Datasets

2024 (forthcoming in Cliometrica) - "A new data set on learning-adjusted years of schooling"


This paper presents the largest data set on learning-adjusted year of schooling (LAYS), a combination of both years of schoolings and learning outcomes. Our internationally comparable database focuses on both quantity and quality of schooling. Quantity dimension is measured by years of schooling and uses the latest data from Barro and Lee (2017) while quality dimension is taken from linking standardized, psychometrically-robust international and regional achievement tests (PISA, TIMSS, SACMEQ, LLECE, PIRLS, and PASEC) and hybrid tests (EGRA and ASER). The data are available for almost all countries in the World between 1970 and 2020, although the panel is unbalanced. Several findings can be highlighted. A global convergence on both learning outcomes and enrollment occurs since 1970. A very low number of countries perform better over time regarding the quality of schooling, while most countries have a stable level of their learning outcomes.

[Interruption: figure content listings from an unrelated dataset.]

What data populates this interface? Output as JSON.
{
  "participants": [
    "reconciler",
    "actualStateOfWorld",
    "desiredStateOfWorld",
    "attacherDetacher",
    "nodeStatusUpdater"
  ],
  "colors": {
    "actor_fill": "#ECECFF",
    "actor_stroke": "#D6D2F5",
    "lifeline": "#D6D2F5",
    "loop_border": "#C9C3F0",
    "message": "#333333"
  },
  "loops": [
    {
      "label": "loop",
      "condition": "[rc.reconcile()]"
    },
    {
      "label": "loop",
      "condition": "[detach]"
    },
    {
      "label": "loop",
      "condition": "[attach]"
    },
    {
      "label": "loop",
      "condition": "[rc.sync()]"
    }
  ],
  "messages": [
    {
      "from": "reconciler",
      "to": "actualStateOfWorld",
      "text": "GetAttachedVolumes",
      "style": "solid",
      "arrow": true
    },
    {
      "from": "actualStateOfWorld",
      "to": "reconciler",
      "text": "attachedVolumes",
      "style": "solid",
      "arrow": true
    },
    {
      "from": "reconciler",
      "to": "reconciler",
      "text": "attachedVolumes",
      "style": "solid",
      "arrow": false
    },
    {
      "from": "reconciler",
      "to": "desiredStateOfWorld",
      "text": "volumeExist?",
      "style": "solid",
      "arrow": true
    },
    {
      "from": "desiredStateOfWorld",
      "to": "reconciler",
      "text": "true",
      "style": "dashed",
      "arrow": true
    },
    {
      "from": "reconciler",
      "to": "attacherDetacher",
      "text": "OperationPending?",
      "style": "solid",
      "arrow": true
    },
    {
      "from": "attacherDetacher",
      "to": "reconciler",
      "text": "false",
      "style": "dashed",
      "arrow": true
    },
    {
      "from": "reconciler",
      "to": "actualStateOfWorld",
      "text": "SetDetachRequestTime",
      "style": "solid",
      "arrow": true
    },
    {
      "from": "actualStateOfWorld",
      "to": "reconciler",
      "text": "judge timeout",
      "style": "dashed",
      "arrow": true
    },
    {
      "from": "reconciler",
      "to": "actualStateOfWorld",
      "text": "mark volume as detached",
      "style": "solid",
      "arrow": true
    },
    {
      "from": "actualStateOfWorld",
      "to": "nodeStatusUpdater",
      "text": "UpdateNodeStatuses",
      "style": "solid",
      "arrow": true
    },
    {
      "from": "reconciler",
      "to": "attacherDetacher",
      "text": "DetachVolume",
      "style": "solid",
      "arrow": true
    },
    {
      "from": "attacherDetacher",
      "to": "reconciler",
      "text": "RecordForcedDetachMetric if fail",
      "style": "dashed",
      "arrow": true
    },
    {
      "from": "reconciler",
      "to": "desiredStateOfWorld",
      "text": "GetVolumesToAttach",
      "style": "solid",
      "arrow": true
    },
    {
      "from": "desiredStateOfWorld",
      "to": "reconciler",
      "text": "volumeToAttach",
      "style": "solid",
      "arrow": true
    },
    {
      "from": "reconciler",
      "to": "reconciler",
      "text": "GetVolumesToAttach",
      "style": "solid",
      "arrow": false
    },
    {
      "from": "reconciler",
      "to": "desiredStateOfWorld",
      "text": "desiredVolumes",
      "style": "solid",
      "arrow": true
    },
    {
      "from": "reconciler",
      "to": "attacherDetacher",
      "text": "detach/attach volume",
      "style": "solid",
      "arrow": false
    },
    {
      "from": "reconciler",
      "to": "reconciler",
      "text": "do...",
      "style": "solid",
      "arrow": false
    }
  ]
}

Our LAYS indicator is more predictive for economic growth than standard years of schooling.

Download dataset (external link)

2018 - Global Data Set on Education Quality (1965-2015)  (With Noam Angrist and Harry Patrinos)

This paper presents the largest globally comparable panel database of education quality. The database includes 163 countries and regions over 1965-2015. The globally comparable achievement outcomes were constructed by linking standardized, psychometrically-robust international and regional achievement tests. The paper contributes to the literature in the following ways: (1) it is the largest and most current globally comparable data set, covering more than 90 percent of the global population; (2) the data set includes 100 developing areas and the most developing countries included in such a data set to date -- the countries that have the most to gain from the potential benefits of a high-quality education; (3) the data set contains credible measures of globally comparable achievement distributions as well as mean scores; (4) the data set uses multiple methods to link assessments, including mean and percentile linking methods, thus enhancing the robustness of the data set; (5) the data set includes the standard errors for the estimates, enabling explicit quantification of the degree of reliability of each estimate; and (6) the data set can be disaggregated across gender, socioeconomic status, rural/urban, language, and immigration status, thus enabling greater precision and equity analysis. A first analysis of the data set reveals a few important trends: learning outcomes in developing countries are often clustered at the bottom of the global scale; although variation in performance is high in developing countries, the top performers still often perform worse than the bottom performers in developed countries; gender gaps are relatively small, with high variation in the direction of the gap; and distributions reveal meaningfully different trends than mean scores, with less than 50 percent of students reaching the global minimum threshold of proficiency in developing countries relative to 86 percent in developed countries. The paper also finds a positive and significant association between educational achievement and economic growth. The data set can be used to benchmark global progress on education quality, as well as to uncover potential drivers of education quality, growth, and development. 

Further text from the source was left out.